Falar com a polícia sem advogado: deve fazê-lo? Quando a polícia contacta alguém, surge quase sempre a mesma dúvida: deve falar de imediato ou esperar por um advogado? A resposta não é automática. Ainda assim, este é um daqueles momentos em que uma decisão aparentemente simples pode influenciar o rumo do processo. Na prática, o problema raramente está na decisão de falar. O risco surge quando alguém fala sem perceber o contexto em que o faz.
Falar com a polícia significa que é suspeito?
Nem sempre. A polícia contacta pessoas por várias razões. Pode querer ouvir alguém como testemunha, esclarecer factos ou recolher informação numa fase inicial. No entanto, a situação pode evoluir. Uma conversa informal pode ganhar relevância no processo, sobretudo quando surgem elementos novos. Por isso, antes de responder, importa perceber em que qualidade a polícia o aborda.
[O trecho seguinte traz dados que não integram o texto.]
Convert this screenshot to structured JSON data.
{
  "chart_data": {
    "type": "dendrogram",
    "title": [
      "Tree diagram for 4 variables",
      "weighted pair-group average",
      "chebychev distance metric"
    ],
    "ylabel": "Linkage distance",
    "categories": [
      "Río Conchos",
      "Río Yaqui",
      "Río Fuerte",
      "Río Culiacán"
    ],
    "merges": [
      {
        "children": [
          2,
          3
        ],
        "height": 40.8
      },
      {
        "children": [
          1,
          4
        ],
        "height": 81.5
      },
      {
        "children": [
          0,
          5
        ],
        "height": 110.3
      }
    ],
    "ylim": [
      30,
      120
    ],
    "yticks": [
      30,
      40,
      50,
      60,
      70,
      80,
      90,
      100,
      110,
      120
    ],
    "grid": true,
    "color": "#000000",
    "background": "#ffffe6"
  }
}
Se já assumiu a posição de arguido, então o enquadramento muda e exige outro cuidado. Nessa situação, vale a pena perceber como deve agir desde o primeiro momento, como explico no artigo sobre o que fazer imediatamente quando alguém é constituído arguido.
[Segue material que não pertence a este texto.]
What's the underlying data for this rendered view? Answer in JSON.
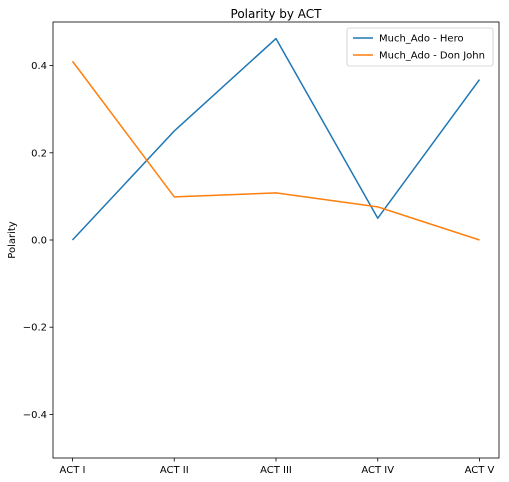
{
  "chart_data": {
    "type": "line",
    "title": "Polarity by ACT",
    "xlabel": "",
    "ylabel": "Polarity",
    "categories": [
      "ACT I",
      "ACT II",
      "ACT III",
      "ACT IV",
      "ACT V"
    ],
    "series": [
      {
        "name": "Much_Ado - Hero",
        "color": "#1f77b4",
        "values": [
          0.0,
          0.25,
          0.462,
          0.05,
          0.368
        ]
      },
      {
        "name": "Much_Ado - Don John",
        "color": "#ff7f0e",
        "values": [
          0.41,
          0.099,
          0.108,
          0.076,
          0.0
        ]
      }
    ],
    "ylim": [
      -0.5,
      0.5
    ],
    "yticks": [
      -0.4,
      -0.2,
      0.0,
      0.2,
      0.4
    ],
    "ytick_labels": [
      "−0.4",
      "−0.2",
      "0.0",
      "0.2",
      "0.4"
    ],
    "grid": false,
    "legend_position": "top-right"
  }
}
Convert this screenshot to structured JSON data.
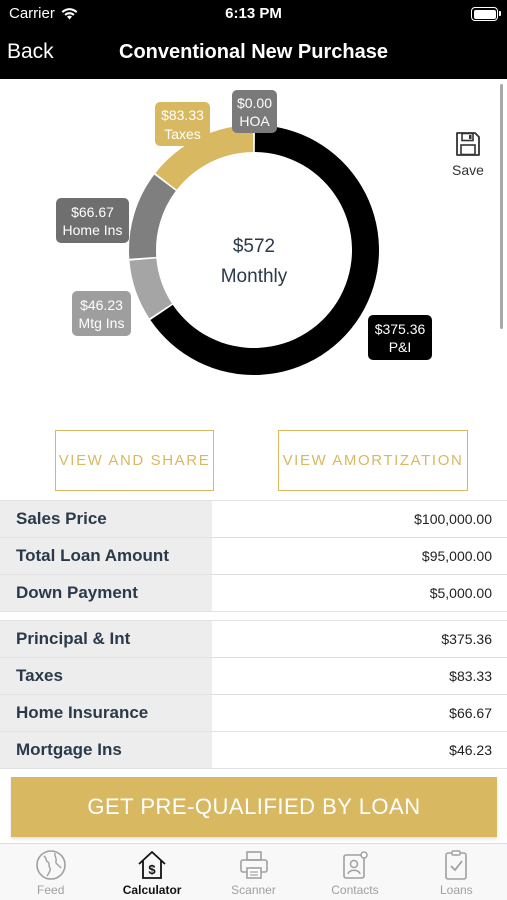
{
  "status_bar": {
    "carrier": "Carrier",
    "time": "6:13 PM"
  },
  "nav": {
    "back_label": "Back",
    "title": "Conventional New Purchase"
  },
  "chart": {
    "center_amount": "$572",
    "center_label": "Monthly",
    "segments": [
      {
        "key": "pi",
        "amount": 375.36,
        "label_amount": "$375.36",
        "label_name": "P&I",
        "color": "#000000"
      },
      {
        "key": "mtg",
        "amount": 46.23,
        "label_amount": "$46.23",
        "label_name": "Mtg Ins",
        "color": "#a5a5a5"
      },
      {
        "key": "home",
        "amount": 66.67,
        "label_amount": "$66.67",
        "label_name": "Home Ins",
        "color": "#7f7f7f"
      },
      {
        "key": "taxes",
        "amount": 83.33,
        "label_amount": "$83.33",
        "label_name": "Taxes",
        "color": "#d8b860"
      },
      {
        "key": "hoa",
        "amount": 0.0,
        "label_amount": "$0.00",
        "label_name": "HOA",
        "color": "#7a7a7a"
      }
    ]
  },
  "save": {
    "label": "Save"
  },
  "buttons": {
    "view_share": "VIEW AND SHARE",
    "view_amortization": "VIEW AMORTIZATION"
  },
  "loan_table": [
    {
      "label": "Sales Price",
      "value": "$100,000.00"
    },
    {
      "label": "Total Loan Amount",
      "value": "$95,000.00"
    },
    {
      "label": "Down Payment",
      "value": "$5,000.00"
    }
  ],
  "payment_table": [
    {
      "label": "Principal & Int",
      "value": "$375.36"
    },
    {
      "label": "Taxes",
      "value": "$83.33"
    },
    {
      "label": "Home Insurance",
      "value": "$66.67"
    },
    {
      "label": "Mortgage Ins",
      "value": "$46.23"
    }
  ],
  "cta": {
    "label": "GET PRE-QUALIFIED BY LOAN"
  },
  "tabs": [
    {
      "label": "Feed",
      "icon": "globe-icon"
    },
    {
      "label": "Calculator",
      "icon": "calculator-house-icon",
      "active": true
    },
    {
      "label": "Scanner",
      "icon": "printer-icon"
    },
    {
      "label": "Contacts",
      "icon": "contacts-icon"
    },
    {
      "label": "Loans",
      "icon": "clipboard-check-icon"
    }
  ],
  "colors": {
    "accent": "#d8b860",
    "text_dark": "#2b3a4a",
    "tab_inactive": "#a0a0a0"
  }
}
Deve falar com a polícia sem advogado?
Depende do caso. Ainda assim, na maioria das situações, não deve tomar essa decisão de forma imediata.
Prestar declarações sem preparação parece inofensivo. No entanto, aquilo que diz pode ficar no processo e influenciar o que acontece a seguir. Além disso, as pessoas tentam explicar tudo de uma vez. Fazem-no, muitas vezes, para resolver rapidamente a situação. Porém, acabam por criar contradições ou por transmitir uma ideia diferente daquela que pretendiam. Por outro lado, não faz sentido assumir que nunca deve falar. Em alguns casos, colaborar ajuda a esclarecer factos.
A experiência prática mostra uma coisa simples: o problema não está em prestar declarações, mas em fazê-lo sem perceber o momento do processo.
O direito ao silêncio
A lei permite que recuse responder a perguntas que possam contribuir para a sua incriminação. Ou seja, ninguém tem de colaborar contra si próprio. Ainda assim, não deve encarar o direito ao silêncio como uma solução automática. Deve usá-lo com critério e em função do contexto. Na prática, o essencial não é apenas falar ou não falar. O essencial é perceber quando faz sentido fazê-lo e porquê.
Um erro que se repete com frequência
Alguém recebe um contacto da polícia, tenta resolver tudo rapidamente e presta declarações sem preparação. Só mais tarde percebe que aquilo que disse pode ser interpretado de forma desfavorável. E este é um cenário que se repete diversas vezes. Quando procura ajuda, o processo já contém uma versão dos factos. Nessa fase, esclarecer ou corrigir torna-se mais difícil. Ou seriamente impossível. Em muitos casos que acompanho, o problema não começa nos factos. Começa na forma como a pessoa reage nos primeiros momentos.
O que deve fazer antes de decidir
Antes de falar com a polícia, vale a pena parar e avaliar a situação.
Primeiro, tente perceber por que motivo a polícia o contactou. Depois, avalie se existe o risco de vir a assumir a posição de arguido. Essa possibilidade muda completamente a abordagem. Por fim, considere procurar aconselhamento jurídico antes de prestar qualquer declaração relevante.
Se quiser entender melhor quais as fases de um processo crime, certamente este meu artigo vai ajudá-lo.
O que pode acontecer a seguir?
Tudo depende do caso concreto. Em algumas situações, a colaboração termina nesse momento. Noutras, o processo evolui para uma investigação mais aprofundada. Se vier a assumir a posição de arguido, o processo pode terminar com arquivamento ou avançar para acusação, consoante a prova.
Perceber quando um processo é arquivado ou o que acontece após uma acusação ajuda-o a antecipar cenários e a decidir com mais segurança.
Conclusão
Falar com a polícia (prestar declarações) sem advogado não é, por si só, um erro. Ainda assim, pode tornar-se um problema quando alguém toma essa decisão sem refletir. Isto porque, este é um momento em que faz sentido parar, perceber o enquadramento e agir com critério. Até porque, no processo penal, muitas vezes não pesa apenas o que aconteceu. Pesa também o que cada pessoa disse – e o momento em que o disse.
Cada caso tem as suas particularidades. Quando existem dúvidas, uma análise concreta evita decisões difíceis de corrigir mais tarde.